Thanks to Chuck Carroll of CBS for sending us the following highlights from his interview with Titus O’Neil :
We talked about his tumultuous upbringing, including his belief that he would be dead or in jail by the age of 16, as well as why getting involved in WWE’s charitable efforts is so personal for him and the child he met through WWE that had the biggest impact on his life. He shared a touching story about how Vince McMahon, Michael Hayes and Triple H helped him surprise the child for his birthday shortly before he passed away from cancer.
O’Neil estimates that between appearances at WWE-led events and his own philanthropic duties he does nearly 150 charity events each year.
The interview can be found here (select quotes below): https://miami.cbslocal.com/2019/08/15/wwe-titus-oneil-raw-interview-mentor-book/
We hear about specific kids that leave this lasting impact on some of your colleagues in WWE, kids like Connor Michalek or Jarrius Robertson. Is there one specific kid that’s really had a super tremendous impact with you, and left just an indelible memory?
Yeah, there have been several. Unfortunately, one of them is not with us anymore. His name was Elijah Aschbrenner. I met him about five years ago or four years ago. When I met him, he’d beat cancer six times. …
I guess probably three weeks prior to him passing away, I didn’t, obviously none of us expected it, because he was doing so well, but his birthday … I remember it like it was yesterday. I was in Albany, New York. This was before the brand split. We used to have to go to both RAW and SmackDown television. I wasn’t slated to do anything on TV, and so I wanted to surprise him with, I have some 24-carat headphones on when I was Face-Timing with him, and he’s, “Oh, those are really nice headphones.” I was going to send them to him that Monday, but something just told me, “Hey, just go down and surprise him for his birthday,” which was that Monday night. I didn’t have anything to do for Tuesday, so I asked Michael Hayes and Vince [McMahon] and Triple H if I could fly down. I gave them the reason as to why, and they, without hesitation, told me yes.
An adult tells you, “There’s no such thing as a bad kid,” despite that label that you had been given time and time again. Who was that adult, and how old were you when you had that conversation?
I was 12 years old. The man was Patrick Monogue. He was the president at the time for the Florida Sheriff’s Boys Ranch, which is where I ended up going right before my 12th birthday to get out of trouble and to hopefully take a turn for the better.
I’d been getting in trouble there too. They were getting ready to kick me off. I had just signed a contract that I wouldn’t get into another fight, and if I did, I understood that I would be sent home. Thirty minutes after that, I ended up getting into a fight with somebody. They had a meeting and pretty much the decision was made that I was going to get sent home.
He called me in the office, and said, “I’m not going to send you home. I know I’m going to upset a lot of people, but I want you to stay here, because I believe that you can turn things around.” Then he asked me, “Why do you think you get into trouble all the time?”

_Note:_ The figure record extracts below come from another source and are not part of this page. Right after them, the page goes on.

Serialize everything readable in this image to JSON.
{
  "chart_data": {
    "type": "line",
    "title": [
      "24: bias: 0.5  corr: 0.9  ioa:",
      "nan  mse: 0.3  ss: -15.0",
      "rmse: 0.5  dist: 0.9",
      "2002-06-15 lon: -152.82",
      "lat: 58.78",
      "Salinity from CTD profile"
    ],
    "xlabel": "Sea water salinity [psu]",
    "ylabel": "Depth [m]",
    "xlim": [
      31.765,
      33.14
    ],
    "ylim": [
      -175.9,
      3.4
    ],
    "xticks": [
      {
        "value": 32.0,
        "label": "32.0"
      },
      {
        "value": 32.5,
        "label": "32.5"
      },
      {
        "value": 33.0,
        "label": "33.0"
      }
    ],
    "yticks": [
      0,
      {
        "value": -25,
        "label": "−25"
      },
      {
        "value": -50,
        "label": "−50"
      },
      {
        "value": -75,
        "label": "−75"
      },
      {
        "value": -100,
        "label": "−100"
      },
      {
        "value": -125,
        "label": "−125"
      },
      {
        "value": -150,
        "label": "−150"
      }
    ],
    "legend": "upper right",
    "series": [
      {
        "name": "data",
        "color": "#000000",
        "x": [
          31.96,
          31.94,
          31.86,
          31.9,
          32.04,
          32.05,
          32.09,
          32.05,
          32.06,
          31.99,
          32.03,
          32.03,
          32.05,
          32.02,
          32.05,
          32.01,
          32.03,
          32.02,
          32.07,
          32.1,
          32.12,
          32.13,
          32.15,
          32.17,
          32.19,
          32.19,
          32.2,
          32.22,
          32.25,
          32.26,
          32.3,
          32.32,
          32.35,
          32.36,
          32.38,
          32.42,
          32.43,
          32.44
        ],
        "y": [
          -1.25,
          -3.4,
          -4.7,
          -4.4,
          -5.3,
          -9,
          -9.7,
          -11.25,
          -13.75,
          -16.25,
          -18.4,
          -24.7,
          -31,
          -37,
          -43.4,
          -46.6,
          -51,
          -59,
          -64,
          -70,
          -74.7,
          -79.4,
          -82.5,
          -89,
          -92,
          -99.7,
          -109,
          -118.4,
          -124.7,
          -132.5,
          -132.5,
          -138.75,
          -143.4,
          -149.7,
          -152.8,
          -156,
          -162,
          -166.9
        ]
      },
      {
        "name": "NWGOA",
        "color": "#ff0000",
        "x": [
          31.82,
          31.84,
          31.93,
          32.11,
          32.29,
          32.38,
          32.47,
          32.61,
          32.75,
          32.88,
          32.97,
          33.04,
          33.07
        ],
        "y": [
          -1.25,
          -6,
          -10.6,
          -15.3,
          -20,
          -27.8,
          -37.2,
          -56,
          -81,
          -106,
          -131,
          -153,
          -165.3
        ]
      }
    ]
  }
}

I said, “I don’t know, man. I’m just a bad kid.”
He told me to lift my head up, and he said, “You know, there’s no such thing as a bad kid.”
I said, “What do you mean? I’m getting in trouble here all the time. You all are getting ready to send me home. I’ve been told I’m going to be dead or in jail by the time I’m 16. How can you say that?”
He said, “I’m not going to give you the answer to that right now, because I truly believe in my heart that you’re going to turn things around, and you’ll come up with the answer for yourself,” which is what I illustrate in the book. “But in the meantime, I want you to know that I love you, and I believe in you.”
At that point, a lot of people had told me that they loved me, but then turned right around and abused me or beat me, but nobody had ever told me that they believed in me.